Lost in Byron’s Childe Harold, the time raced away, and Tenille was surprised when the skinny, acned counter boy leaned on his brush opposite her table and said, ‘We’re closing.’ She grabbed her stuff and made for the door, checking her watch. Half past ten. And the rain had stopped, which meant she could dawdle home, hoodie pulled tight round her head against the wind.
It was quarter past eleven when Tenille inched her key into the lock and opened the front door without a sound. She slid into the darkened hall silent as a shadow, her senses sharpened by the prickle of fear. A cone of faint flickering light spilled into the hall from the half-open living-room door. She could hear the muted drawl of American accents from the TV. Her nose screwed up in a grimace, identifying the sweet of dope smoke and the sour of beer. She risked a quick peek round the door frame. Geno lay sprawled on the sofa, legs apart, one hand lying along the inside of his thigh, the other dangling towards the floor. His head lay back against the greasy mock velvet, his mouth open, a trickle of drool glistening at one corner.

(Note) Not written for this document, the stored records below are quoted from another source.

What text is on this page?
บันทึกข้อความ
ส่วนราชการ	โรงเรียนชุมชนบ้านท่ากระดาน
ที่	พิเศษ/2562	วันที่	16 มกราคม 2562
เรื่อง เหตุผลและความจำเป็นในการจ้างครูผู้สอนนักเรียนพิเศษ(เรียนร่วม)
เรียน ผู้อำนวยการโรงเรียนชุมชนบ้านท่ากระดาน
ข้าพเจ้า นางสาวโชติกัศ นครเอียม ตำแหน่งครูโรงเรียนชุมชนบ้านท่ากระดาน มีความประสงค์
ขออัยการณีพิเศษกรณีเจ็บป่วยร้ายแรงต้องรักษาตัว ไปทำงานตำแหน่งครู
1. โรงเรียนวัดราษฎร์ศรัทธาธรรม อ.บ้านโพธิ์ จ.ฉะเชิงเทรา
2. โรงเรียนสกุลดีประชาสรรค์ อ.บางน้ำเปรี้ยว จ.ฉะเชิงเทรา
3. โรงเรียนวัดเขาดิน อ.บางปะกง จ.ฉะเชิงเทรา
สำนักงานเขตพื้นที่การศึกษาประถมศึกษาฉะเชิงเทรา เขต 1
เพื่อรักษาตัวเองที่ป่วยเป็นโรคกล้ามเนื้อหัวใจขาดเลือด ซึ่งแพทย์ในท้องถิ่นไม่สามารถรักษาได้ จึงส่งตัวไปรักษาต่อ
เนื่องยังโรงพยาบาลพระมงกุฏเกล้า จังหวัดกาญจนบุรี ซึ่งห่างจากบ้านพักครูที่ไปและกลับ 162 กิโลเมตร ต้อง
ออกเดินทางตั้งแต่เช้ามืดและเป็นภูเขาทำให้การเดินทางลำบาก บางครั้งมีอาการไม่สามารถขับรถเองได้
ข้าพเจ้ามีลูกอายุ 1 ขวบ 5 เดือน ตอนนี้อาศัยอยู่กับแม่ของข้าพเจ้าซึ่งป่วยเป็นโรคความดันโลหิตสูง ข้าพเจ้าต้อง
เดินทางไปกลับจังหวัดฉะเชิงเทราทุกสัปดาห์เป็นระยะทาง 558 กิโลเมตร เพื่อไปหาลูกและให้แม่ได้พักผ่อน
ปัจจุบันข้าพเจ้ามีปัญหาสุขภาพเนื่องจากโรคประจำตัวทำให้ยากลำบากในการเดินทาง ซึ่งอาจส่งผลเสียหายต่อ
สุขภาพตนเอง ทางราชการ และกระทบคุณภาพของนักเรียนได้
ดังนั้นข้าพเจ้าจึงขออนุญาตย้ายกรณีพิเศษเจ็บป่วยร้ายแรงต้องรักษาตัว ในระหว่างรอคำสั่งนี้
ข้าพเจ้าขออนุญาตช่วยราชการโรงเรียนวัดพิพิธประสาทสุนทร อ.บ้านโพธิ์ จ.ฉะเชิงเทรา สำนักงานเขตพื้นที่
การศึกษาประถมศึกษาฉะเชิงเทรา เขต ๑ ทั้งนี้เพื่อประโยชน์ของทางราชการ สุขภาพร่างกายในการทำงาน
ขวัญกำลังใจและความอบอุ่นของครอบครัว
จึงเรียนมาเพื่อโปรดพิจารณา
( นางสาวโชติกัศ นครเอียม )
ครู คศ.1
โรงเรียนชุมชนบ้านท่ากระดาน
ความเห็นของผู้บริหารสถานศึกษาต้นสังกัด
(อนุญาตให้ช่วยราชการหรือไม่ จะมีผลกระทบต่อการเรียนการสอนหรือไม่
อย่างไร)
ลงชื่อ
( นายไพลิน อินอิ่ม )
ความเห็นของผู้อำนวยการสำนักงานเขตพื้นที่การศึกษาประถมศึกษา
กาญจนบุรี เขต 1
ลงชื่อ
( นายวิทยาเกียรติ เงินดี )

Pissed and passed out, she thought, relief and contempt mingling satisfactorily.
Tenille crept to her room and silently pulled her chest of drawers across the closed door. Without taking her clothes off, she slid under her lumpy duvet and eased herself to sleep with dark fantasies of a razor-sharp blade making a second red mouth in the invitingly exposed throat of Geno Marley.
‘I know you, sir,’ I said when I had overcome my surprise enough to speak. I told him that I had believed him either dead or else many hundreds of miles from these parts & that I had thought never to see him more. He said that he was as good as dead if any of His Majesty’s men should clap eyes upon him & that he hoped he could count himself safe in my mercy. I gave him assurance that the good offices of his brother had placed me in his family’s debt & that I would keep his confidences close in my own breast. He thanked me & shook. Me by the hand so that I could not fail to notice how yet he suffers the profound perspiration of the palms that so afflicted him as a boy & into his early manhood. Any-final doubts of mine were cast to the four winds at that pressing of the flesh.